Por el contrario, la “gran batalla por la defensa de la vida” no me aporta absolutamente nada en mi vida de fe, en el duro itinerario espiritual a través del desierto en constante seguimiento de Aquél que resucitó de entre los muertos; no es más que una “causa”, que como todas, está orientada a movilizar y activar el componente emocional de los individuos: tanto el ecologismo, como el pacifismo, como la justicia social, como la defensa de la vida, no son más que alimento para las pasiones colectivas, catalizadores de movilización de masas y en última instancia, herramientas de ingeniería social y, lo que no se ve a primera vista, de obtención de control y poder político sobre las mismas masas.
Pues en última instancia, y aprovechando la buena fe de millones de personas, la “defensa de la vida”, igual que otras “causas” esgrimidas desde otros sectores, se utiliza para crear estados de opinión, para movilizar emocionalmente a sectores lo más numerosos posible de la sociedad y para ejercer presión sobre el poder político incidiendo en la herramienta última que permite el acceso al mismo, que no es otra que el voto, todo ello en función de intereses que pasan siempre por organizar la sociedad entera con referencia a alguna ideología determinada, llámese la “fraternidad universal socialista” o el “reinado social de Jesucristo”.
Y sin embargo, el católico que realiza su camino espiritual en solitario a través del desierto de la fe puede perder de vista a Aquél al que va siguiendo, distraído por “emociones políticas” del momento que siempre resultan más gratificantes a corto plazo, pues proporcionan un placentero sentimiento de confortable pertenencia e incuestionable identidad. Y ésto es algo que no fue pretendido por Aquél que resucitó de entre los muertos.
La decepción de los de Emaús, la desesperación de Judas y la huída de los Apóstoles vinieron al fin y al cabo al comprobar que aquél “Mesías” no era un “Rey Político”, y que el orden social en cada caso debía quedar tal cual; que el nuevo “reino” lo sería sólo en los corazones de los hombres, que desde entonces estarían llamados a ser granos de trigo entre la cizaña, granos de sal en medio del guiso y pequeñas velas en medio de las tinieblas. Pero el hombre moderno no puede aceptar ésto, y anda buscando siempre “causas” políticas en las que comprometerse, y aún mucho menos el hombre postomoderno, que anda buscando siempre grandes experiencias emocionales en las que “sentirse”.

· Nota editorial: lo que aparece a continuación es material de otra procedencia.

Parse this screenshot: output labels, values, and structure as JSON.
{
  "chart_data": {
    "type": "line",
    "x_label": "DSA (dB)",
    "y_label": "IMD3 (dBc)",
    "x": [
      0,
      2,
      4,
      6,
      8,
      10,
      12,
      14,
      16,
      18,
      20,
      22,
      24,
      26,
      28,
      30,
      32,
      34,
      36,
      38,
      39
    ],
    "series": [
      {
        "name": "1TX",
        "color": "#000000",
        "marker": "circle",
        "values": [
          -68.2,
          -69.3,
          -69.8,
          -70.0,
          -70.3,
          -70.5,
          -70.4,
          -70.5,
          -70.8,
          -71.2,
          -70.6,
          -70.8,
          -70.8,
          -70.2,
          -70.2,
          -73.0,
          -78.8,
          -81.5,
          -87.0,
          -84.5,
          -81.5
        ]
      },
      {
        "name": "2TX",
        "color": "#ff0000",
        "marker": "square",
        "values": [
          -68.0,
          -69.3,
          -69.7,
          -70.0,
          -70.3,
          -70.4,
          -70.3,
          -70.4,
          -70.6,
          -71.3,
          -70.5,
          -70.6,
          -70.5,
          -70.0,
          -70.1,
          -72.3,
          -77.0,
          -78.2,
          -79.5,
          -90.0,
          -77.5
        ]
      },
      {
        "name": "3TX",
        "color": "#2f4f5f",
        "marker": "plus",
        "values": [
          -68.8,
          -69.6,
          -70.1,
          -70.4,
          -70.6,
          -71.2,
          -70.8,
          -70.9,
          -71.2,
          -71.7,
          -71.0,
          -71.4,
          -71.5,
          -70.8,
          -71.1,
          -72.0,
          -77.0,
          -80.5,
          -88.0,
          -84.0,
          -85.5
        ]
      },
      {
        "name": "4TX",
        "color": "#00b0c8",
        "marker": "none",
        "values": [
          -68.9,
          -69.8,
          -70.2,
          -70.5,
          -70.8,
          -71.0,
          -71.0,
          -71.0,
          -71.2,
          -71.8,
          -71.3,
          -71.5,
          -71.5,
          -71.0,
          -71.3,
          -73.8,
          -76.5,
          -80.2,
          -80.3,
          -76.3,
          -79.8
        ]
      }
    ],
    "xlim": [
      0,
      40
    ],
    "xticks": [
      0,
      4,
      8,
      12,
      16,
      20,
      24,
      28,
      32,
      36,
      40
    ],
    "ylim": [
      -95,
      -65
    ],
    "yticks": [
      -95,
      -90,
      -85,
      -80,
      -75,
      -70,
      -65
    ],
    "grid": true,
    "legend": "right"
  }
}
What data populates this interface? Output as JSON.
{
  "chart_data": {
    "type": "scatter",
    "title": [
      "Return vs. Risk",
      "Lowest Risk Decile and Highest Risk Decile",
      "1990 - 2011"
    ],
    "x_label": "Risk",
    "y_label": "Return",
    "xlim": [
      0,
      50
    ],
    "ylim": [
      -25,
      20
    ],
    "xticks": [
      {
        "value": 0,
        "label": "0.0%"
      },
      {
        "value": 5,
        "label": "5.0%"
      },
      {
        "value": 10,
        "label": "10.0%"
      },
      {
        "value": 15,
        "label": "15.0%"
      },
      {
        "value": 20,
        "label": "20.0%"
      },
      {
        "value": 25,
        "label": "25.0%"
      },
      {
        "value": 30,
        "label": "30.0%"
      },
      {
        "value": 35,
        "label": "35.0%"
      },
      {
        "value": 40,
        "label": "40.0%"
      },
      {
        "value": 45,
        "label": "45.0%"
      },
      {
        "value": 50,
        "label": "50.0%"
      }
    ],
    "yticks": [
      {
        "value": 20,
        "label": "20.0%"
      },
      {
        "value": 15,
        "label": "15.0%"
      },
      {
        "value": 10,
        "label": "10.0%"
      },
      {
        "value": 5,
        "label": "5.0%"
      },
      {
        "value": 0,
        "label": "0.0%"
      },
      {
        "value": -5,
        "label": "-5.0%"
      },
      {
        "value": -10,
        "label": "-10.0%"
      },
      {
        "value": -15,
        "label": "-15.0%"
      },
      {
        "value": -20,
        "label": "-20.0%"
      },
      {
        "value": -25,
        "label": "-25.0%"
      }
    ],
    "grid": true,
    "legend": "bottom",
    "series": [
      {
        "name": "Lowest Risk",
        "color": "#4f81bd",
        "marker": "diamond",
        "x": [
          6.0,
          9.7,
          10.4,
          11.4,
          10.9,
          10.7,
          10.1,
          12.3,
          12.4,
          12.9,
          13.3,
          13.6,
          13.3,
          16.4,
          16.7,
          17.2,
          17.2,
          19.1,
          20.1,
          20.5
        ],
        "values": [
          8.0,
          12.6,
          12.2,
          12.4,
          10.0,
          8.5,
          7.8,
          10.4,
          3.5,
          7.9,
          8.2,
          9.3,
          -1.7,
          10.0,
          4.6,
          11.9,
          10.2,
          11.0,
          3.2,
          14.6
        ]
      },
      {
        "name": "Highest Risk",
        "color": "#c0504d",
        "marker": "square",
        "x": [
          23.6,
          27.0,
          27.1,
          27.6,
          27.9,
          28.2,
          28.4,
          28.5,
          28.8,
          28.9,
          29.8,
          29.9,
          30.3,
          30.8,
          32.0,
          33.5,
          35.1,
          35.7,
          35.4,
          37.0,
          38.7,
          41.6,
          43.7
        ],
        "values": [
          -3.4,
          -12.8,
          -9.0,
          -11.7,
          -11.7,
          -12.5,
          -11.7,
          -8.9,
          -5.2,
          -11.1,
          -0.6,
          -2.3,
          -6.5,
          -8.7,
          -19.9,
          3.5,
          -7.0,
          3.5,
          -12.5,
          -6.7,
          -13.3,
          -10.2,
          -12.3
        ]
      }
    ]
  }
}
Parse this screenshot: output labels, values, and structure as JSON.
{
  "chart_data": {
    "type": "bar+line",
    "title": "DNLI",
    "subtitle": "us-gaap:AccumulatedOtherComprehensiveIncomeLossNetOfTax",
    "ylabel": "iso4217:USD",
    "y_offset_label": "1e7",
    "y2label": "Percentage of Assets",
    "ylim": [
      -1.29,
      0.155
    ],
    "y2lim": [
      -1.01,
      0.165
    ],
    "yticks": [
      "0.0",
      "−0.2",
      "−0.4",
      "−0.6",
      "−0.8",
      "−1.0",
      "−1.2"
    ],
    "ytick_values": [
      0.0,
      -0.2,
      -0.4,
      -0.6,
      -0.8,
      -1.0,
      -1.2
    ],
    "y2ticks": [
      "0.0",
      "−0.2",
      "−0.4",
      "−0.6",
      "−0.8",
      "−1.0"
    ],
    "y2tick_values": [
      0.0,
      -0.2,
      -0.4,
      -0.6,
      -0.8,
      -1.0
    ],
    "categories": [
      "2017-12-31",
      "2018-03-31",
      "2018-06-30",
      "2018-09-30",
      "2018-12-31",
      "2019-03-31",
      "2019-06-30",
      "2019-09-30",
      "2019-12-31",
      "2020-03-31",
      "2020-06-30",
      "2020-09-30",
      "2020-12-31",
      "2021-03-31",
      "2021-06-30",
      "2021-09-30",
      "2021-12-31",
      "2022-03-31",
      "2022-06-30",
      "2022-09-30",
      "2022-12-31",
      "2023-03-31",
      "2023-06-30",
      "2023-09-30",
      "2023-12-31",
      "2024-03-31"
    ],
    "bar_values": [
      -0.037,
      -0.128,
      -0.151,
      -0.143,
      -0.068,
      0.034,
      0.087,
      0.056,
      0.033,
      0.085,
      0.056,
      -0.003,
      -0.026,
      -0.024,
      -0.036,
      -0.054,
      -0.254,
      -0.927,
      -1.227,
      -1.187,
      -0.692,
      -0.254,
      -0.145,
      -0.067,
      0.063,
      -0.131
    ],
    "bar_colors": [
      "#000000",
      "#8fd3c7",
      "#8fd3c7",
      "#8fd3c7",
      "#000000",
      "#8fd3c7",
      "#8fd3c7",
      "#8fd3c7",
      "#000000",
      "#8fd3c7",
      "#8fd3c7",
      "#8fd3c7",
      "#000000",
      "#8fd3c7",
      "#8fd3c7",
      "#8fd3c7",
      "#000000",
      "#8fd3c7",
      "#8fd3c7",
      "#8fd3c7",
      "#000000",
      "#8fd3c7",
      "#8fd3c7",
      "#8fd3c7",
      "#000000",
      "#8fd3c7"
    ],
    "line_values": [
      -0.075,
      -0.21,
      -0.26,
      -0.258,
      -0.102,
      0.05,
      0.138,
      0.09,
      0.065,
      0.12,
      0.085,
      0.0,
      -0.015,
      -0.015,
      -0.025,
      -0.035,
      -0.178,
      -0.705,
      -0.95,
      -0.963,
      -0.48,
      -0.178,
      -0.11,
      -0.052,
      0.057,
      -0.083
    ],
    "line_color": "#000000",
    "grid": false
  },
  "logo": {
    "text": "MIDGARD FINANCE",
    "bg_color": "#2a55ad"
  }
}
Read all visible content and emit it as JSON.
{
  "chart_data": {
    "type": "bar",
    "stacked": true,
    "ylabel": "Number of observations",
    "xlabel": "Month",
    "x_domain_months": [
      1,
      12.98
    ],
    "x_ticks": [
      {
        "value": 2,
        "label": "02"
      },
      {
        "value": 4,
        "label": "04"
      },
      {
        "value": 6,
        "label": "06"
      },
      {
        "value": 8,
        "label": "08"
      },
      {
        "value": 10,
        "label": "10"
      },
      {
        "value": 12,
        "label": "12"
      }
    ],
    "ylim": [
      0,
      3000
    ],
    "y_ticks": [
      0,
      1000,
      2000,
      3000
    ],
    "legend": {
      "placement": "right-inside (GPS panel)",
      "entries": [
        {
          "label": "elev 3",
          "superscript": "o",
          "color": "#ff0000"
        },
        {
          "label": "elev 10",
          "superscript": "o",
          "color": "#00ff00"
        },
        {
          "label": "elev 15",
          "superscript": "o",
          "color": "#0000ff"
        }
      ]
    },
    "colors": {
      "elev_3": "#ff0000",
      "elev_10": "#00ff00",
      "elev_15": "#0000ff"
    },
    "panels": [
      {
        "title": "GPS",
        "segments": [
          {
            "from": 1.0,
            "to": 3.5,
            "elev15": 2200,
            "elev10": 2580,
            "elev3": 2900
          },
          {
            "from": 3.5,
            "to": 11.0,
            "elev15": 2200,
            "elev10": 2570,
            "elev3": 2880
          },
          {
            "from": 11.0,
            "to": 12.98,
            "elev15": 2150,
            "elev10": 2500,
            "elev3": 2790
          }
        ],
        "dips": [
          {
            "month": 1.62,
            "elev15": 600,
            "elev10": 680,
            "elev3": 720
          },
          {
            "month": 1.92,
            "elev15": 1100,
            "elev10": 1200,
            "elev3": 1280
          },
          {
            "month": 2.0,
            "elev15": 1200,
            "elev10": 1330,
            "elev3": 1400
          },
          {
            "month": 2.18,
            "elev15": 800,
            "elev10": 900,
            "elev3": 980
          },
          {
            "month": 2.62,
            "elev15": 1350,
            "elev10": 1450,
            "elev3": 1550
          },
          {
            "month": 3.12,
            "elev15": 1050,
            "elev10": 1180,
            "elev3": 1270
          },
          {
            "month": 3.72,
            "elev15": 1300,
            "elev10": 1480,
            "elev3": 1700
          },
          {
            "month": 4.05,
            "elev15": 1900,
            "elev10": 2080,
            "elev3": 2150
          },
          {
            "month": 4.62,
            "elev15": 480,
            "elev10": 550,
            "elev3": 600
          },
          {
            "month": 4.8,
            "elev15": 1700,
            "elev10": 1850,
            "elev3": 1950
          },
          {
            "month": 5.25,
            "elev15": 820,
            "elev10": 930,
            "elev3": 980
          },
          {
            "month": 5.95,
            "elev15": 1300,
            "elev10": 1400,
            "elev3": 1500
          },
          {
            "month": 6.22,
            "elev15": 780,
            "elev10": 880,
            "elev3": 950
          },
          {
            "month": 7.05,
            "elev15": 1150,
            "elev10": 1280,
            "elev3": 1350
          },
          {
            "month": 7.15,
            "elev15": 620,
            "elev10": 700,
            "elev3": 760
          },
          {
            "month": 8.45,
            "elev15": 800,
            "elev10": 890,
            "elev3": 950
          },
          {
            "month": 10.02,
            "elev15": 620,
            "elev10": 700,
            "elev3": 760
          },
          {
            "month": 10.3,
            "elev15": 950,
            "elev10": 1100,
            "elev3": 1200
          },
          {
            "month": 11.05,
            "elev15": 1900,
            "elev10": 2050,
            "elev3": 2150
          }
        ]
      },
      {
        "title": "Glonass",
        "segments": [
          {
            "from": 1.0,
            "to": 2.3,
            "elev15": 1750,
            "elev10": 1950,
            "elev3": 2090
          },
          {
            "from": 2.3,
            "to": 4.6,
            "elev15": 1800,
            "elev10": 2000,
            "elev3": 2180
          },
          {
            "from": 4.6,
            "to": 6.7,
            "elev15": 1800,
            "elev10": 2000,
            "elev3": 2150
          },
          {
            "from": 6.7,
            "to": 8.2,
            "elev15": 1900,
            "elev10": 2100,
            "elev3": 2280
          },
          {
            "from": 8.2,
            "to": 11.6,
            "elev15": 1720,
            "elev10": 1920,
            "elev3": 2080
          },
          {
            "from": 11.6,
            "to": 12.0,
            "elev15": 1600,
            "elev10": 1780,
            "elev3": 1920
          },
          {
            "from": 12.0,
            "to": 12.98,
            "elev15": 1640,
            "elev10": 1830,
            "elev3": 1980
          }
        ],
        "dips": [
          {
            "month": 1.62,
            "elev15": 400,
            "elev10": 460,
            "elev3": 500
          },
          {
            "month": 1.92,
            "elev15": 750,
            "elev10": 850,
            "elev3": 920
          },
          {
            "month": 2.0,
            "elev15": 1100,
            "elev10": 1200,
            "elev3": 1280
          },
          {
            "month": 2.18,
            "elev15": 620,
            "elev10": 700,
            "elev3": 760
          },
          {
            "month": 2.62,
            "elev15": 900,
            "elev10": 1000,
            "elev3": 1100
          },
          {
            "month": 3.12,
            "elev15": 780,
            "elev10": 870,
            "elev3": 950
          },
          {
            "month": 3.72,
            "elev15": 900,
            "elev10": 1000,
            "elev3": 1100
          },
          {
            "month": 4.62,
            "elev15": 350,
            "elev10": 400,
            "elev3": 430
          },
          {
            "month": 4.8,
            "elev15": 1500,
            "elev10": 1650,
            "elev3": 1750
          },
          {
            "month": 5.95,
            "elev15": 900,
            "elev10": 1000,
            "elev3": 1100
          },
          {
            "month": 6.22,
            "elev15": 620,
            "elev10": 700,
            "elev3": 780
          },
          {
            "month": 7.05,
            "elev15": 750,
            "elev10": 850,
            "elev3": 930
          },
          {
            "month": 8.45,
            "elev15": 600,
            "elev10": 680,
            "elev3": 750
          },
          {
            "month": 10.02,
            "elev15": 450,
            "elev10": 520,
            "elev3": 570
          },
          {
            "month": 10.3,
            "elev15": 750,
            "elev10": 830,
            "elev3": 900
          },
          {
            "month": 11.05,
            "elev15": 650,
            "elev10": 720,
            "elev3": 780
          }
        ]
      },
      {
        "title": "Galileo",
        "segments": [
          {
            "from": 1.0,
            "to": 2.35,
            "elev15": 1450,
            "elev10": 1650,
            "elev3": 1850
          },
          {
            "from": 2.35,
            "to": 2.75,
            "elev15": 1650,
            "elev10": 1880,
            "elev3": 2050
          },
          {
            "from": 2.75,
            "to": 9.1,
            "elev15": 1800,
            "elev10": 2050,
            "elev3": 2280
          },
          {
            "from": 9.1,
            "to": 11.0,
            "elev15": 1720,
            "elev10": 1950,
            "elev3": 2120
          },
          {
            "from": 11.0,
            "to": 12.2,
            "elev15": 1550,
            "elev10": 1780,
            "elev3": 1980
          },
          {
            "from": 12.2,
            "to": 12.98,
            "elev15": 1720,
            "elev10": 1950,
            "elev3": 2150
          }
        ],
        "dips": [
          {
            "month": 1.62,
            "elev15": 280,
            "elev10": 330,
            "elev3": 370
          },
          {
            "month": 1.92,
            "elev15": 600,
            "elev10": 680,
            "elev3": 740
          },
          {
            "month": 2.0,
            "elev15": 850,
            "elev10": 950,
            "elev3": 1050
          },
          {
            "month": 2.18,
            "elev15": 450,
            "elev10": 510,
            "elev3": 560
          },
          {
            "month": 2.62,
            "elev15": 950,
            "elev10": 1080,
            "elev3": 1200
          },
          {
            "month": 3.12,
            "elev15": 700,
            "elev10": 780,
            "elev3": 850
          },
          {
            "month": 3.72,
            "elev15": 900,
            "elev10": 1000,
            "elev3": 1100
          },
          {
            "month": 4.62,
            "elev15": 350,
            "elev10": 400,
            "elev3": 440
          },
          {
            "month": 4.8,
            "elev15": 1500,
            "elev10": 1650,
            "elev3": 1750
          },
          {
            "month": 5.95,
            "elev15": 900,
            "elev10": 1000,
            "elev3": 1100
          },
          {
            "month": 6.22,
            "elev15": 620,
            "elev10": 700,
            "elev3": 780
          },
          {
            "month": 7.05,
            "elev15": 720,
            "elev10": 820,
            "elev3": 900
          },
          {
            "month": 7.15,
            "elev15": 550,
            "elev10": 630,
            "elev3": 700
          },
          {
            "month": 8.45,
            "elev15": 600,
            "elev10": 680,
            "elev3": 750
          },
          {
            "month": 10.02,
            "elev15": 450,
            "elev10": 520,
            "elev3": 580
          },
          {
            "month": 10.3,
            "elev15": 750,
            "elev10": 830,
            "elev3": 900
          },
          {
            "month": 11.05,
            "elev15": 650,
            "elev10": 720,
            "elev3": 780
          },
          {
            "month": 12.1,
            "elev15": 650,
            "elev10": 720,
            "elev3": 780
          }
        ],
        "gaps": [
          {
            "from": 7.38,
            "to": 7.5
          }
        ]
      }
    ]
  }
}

Y así, el “producto” original no está de moda, los vendedores temen perder la clientela y recurren a los sucedáneos modernos y postmodernos. Pero todo eso pasará, mientras que las palabras del Dios-amor que ha tomado la iniciativa no pasarán. Y así, se me antoja que la confusión entre lo político y lo espiritual vuelve a ser, ni más ni menos, que una nueva (si bien muy vieja) forma de idolatría. Y por eso estoy hasta las narices.